Every instinct Marcus possessed screamed they’d made a huge mistake. “If Cutler really is the one fated to destroy Athanatos, then he has to join us, one way or another. Otherwise, the prophecy means shit.”

“If he is the one, every choice he makes will lead him to the same destiny. That which has been written by the angels will always come to pass.” Cal was versed in Enochian script, the language of the angels. Every so often, he intercepted a message from them, which was how the Watchers had learned of the prophecy.

“You’re forgetting there are two conditions to the prophecy.” With the fluid grace of a bird, Cal rose from his desk and approached him. “‘A Hybrid shall be reborn, and he shall join the Golden One. His energy will be strong, almost as pure as that of the Nephilim that spawned him. In the wake of a great sacrifice, he will reclaim what was once his and what he lost, whereupon the wrath of Heaven shall be unleashed. Lightning will slash the sky and Heaven’s light will rain upon the soulless, and he who is immortal shall fall.’”

Listening to Cal recite the angels’ prediction verbatim triggered something within Marcus, and understanding dawned. “You wanted him to leave. With her.”

“They need time to bond. The prophecy cannot be fulfilled without sacrifice. And there cannot be sacrifice without love.”

If Cal’s interpretation of the prophecy was accurate, not only did Jace Cutler need to join the ranks of the Watchers to defeat Athanatos, he had to take back his lost soul. “If he is the one, and if he fulfills his destiny, what happens to Lia Benson?”

Cal shook his head. “Once the two souls in her breast have fused, one cannot be taken without the other.”

“So she’ll die.”

“That is the most likely outcome. Yes.”

Marcus wasn’t sure how he felt about that. He’d taken an oath to protect human lives, and now Cal was asking him to sit back and watch while one was destroyed. “If you want Cutler to take her life-force, why did you tell him his kiss could kill her?”

Cal absently twirled his ancient silver band. His gaze grew soft and distant. “Because nothing proves more enticing than the forbidden.”

Seeing people manipulated this way, even for the cause, made him extremely uncomfortable. “What about her immunity? You said her soul couldn’t be taken.”

“I said it couldn’t be taken by force. Not in its current form.” Cal reclaimed his position at his antique, scuffed desk. “Her spirit must first be broken or—” He paused.

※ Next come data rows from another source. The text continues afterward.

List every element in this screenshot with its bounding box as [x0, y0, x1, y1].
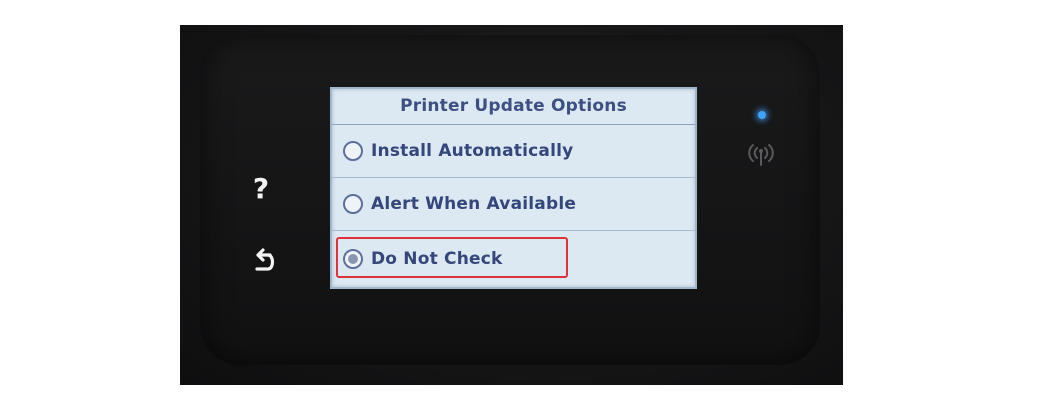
help-button[interactable]: ? — [246, 169, 276, 209]
option-alert-when-available[interactable]: Alert When Available — [332, 178, 695, 231]
wireless-button[interactable] — [743, 137, 779, 171]
option-install-automatically[interactable]: Install Automatically — [332, 125, 695, 178]
wireless-signal-icon — [748, 144, 774, 166]
touch-screen: Printer Update Options Install Automatic… — [330, 87, 697, 289]
option-label: Install Automatically — [371, 141, 574, 161]
printer-control-panel: ? Printer Update Options Install Automat… — [180, 25, 843, 385]
wireless-status-led — [758, 111, 766, 119]
highlight-box — [336, 237, 568, 278]
screen-title: Printer Update Options — [332, 89, 695, 125]
option-do-not-check[interactable]: Do Not Check — [332, 231, 695, 286]
back-button[interactable] — [248, 243, 278, 279]
radio-button-icon[interactable] — [343, 194, 363, 214]
back-arrow-icon — [255, 248, 275, 271]
radio-button-icon[interactable] — [343, 141, 363, 161]
option-label: Alert When Available — [371, 194, 577, 214]
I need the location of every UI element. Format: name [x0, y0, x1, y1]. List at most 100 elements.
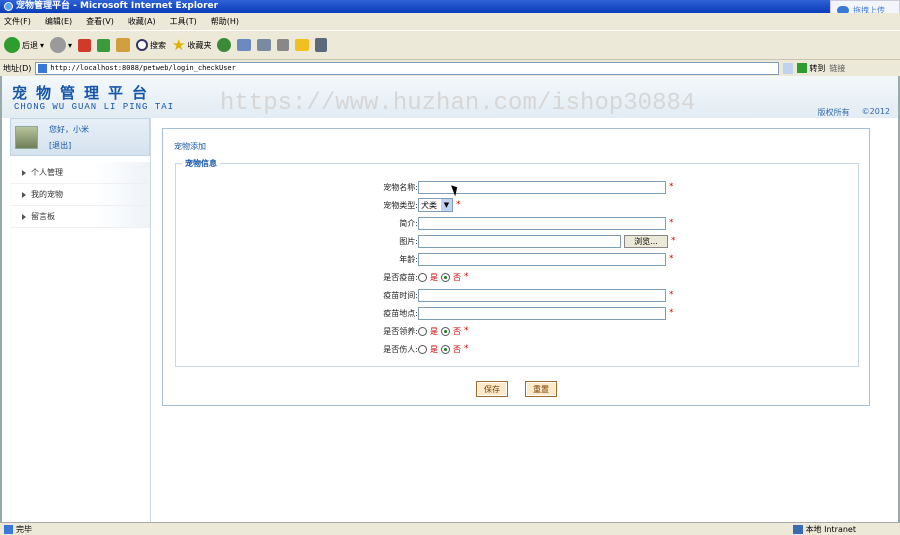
- messenger-icon[interactable]: [315, 38, 328, 52]
- copyright: 版权所有 ©2012: [818, 107, 890, 118]
- fieldset-legend: 宠物信息: [182, 158, 220, 169]
- row-age: 年龄: *: [176, 252, 860, 266]
- image-file-input[interactable]: [418, 234, 621, 248]
- required-mark: *: [464, 326, 469, 336]
- image-label: 图片:: [399, 236, 418, 246]
- star-icon: ★: [172, 36, 186, 54]
- vaccine-time-input[interactable]: [418, 288, 666, 302]
- required-mark: *: [464, 344, 469, 354]
- search-icon: [136, 39, 149, 51]
- row-vaccine-place: 疫苗地点: *: [176, 306, 860, 320]
- back-arrow-icon: [4, 37, 20, 53]
- logout-link[interactable]: [退出]: [49, 140, 71, 151]
- row-hurt: 是否伤人: 是 否 *: [176, 342, 860, 356]
- menu-favorites[interactable]: 收藏(A): [128, 16, 156, 27]
- address-bar: 地址(D) http://localhost:8088/petweb/login…: [0, 60, 900, 76]
- forward-button[interactable]: ▾: [50, 37, 72, 53]
- refresh-icon[interactable]: [97, 38, 111, 52]
- yes-label: 是: [430, 326, 438, 336]
- address-dropdown-icon[interactable]: [783, 62, 794, 74]
- chevron-down-icon: ▼: [441, 199, 452, 211]
- favorites-button[interactable]: ★ 收藏夹: [172, 36, 211, 54]
- required-mark: *: [669, 290, 674, 300]
- browse-button[interactable]: 浏览...: [624, 234, 668, 248]
- age-input[interactable]: [418, 252, 666, 266]
- type-label: 宠物类型:: [383, 200, 418, 210]
- sidebar-item-my-pets[interactable]: 我的宠物: [10, 184, 150, 206]
- vaccine-place-label: 疫苗地点:: [383, 308, 418, 318]
- required-mark: *: [669, 308, 674, 318]
- menu-help[interactable]: 帮助(H): [211, 16, 239, 27]
- intro-label: 简介:: [399, 218, 418, 228]
- row-intro: 简介: *: [176, 216, 860, 230]
- links-label[interactable]: 链接: [829, 63, 845, 74]
- reset-button[interactable]: 重置: [525, 381, 557, 397]
- sidebar-item-label: 留言板: [31, 212, 55, 221]
- menu-tools[interactable]: 工具(T): [170, 16, 197, 27]
- sidebar: 您好，小米 [退出] 个人管理 我的宠物 留言板: [10, 118, 151, 522]
- no-label: 否: [453, 326, 461, 336]
- search-button[interactable]: 搜索: [136, 39, 166, 51]
- row-name: 宠物名称: *: [176, 180, 860, 194]
- search-label: 搜索: [150, 40, 167, 50]
- pet-type-select[interactable]: 犬类 ▼: [418, 198, 453, 212]
- copyright-text: 版权所有: [817, 108, 850, 117]
- sidebar-item-label: 我的宠物: [31, 190, 63, 199]
- sidebar-item-personal[interactable]: 个人管理: [10, 162, 150, 184]
- security-zone: 本地 Intranet: [792, 524, 856, 535]
- home-icon[interactable]: [116, 38, 131, 52]
- pet-info-fieldset: 宠物信息 宠物名称: * 宠物类型: 犬类 ▼ * 简介: * 图片: 浏览... *…: [175, 158, 860, 367]
- print-icon[interactable]: [257, 39, 272, 51]
- window-title: 宠物管理平台 - Microsoft Internet Explorer: [16, 1, 219, 11]
- address-input[interactable]: http://localhost:8088/petweb/login_check…: [35, 61, 780, 75]
- history-icon[interactable]: [217, 38, 232, 52]
- adopt-no-radio[interactable]: [441, 326, 450, 336]
- status-bar: 完毕 本地 Intranet: [0, 522, 900, 535]
- go-label: 转到: [809, 63, 826, 73]
- row-vaccine: 是否疫苗: 是 否 *: [176, 270, 860, 284]
- yes-label: 是: [430, 272, 438, 282]
- sidebar-item-messages[interactable]: 留言板: [10, 206, 150, 228]
- intro-input[interactable]: [418, 216, 666, 230]
- vaccine-no-radio[interactable]: [441, 272, 450, 282]
- vaccine-place-input[interactable]: [418, 306, 666, 320]
- stop-icon[interactable]: [78, 38, 92, 52]
- site-title: 宠物管理平台: [12, 84, 157, 102]
- triangle-right-icon: [22, 213, 26, 220]
- menu-file[interactable]: 文件(F): [4, 16, 31, 27]
- hurt-no-radio[interactable]: [441, 344, 450, 354]
- hurt-yes-radio[interactable]: [418, 344, 427, 354]
- ie-icon: [4, 2, 13, 11]
- required-mark: *: [669, 182, 674, 192]
- yes-label: 是: [430, 344, 438, 354]
- sidebar-nav: 个人管理 我的宠物 留言板: [10, 162, 150, 228]
- address-label: 地址(D): [3, 63, 32, 73]
- breadcrumb: 宠物添加: [174, 142, 206, 151]
- required-mark: *: [669, 218, 674, 228]
- save-button[interactable]: 保存: [476, 381, 508, 397]
- adopt-yes-radio[interactable]: [418, 326, 427, 336]
- menu-view[interactable]: 查看(V): [86, 16, 114, 27]
- avatar: [15, 126, 38, 149]
- user-box: 您好，小米 [退出]: [10, 118, 150, 156]
- folder-icon[interactable]: [295, 39, 310, 51]
- row-image: 图片: 浏览... *: [176, 234, 860, 248]
- mail-icon[interactable]: [237, 39, 252, 51]
- favorites-label: 收藏夹: [187, 40, 212, 50]
- vaccine-time-label: 疫苗时间:: [383, 290, 418, 300]
- site-subtitle: CHONG WU GUAN LI PING TAI: [14, 102, 175, 112]
- triangle-right-icon: [22, 169, 26, 176]
- menu-edit[interactable]: 编辑(E): [45, 16, 72, 27]
- menu-bar: 文件(F) 编辑(E) 查看(V) 收藏(A) 工具(T) 帮助(H): [0, 13, 900, 30]
- edit-icon[interactable]: [277, 39, 290, 51]
- back-button[interactable]: 后退 ▾: [4, 37, 44, 53]
- row-type: 宠物类型: 犬类 ▼ *: [176, 198, 860, 212]
- user-greeting: 您好，小米: [49, 125, 89, 134]
- go-button[interactable]: 转到: [797, 63, 825, 74]
- row-vaccine-time: 疫苗时间: *: [176, 288, 860, 302]
- adopt-label: 是否领养:: [383, 326, 418, 336]
- done-icon: [4, 524, 13, 534]
- age-label: 年龄:: [399, 254, 418, 264]
- status-text: 完毕: [16, 524, 32, 534]
- vaccine-yes-radio[interactable]: [418, 272, 427, 282]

Marcus hated when Cal did that—start a sentence he had no intention of finishing. “Or what?”

“She must willingly hand it over.”

“What person in her right mind would purposely give up her soul?”

Beyond the window at Cal’s back, dusk made the sky bleed. “You’d be surprised how far humans are willing to go for love.”

True, Marcus didn’t know much about love. The human heart was as much a mystery to him as existence itself. Despite their innumerable weaknesses, mortals possessed an inner strength that defied comprehension or reason. “What about Athanatos? Until Cutler agrees to join us, he remains vulnerable.”

“I have taken measures to protect him and Lia Benson. Athanatos will not be able to track them.”

“You’ve cloaked them?”

“For the time being. All that’s left for us to do now is wait. Wait for the future to unfold.”

“If you’re wrong, inaction on our part could destroy them both.”

“And if I’m right, a major threat to humanity will be eliminated, and Jace Cutler will receive a rare and precious gift.” A determined gleam came into Cal’s steel-colored eyes. “He will get his soul back.”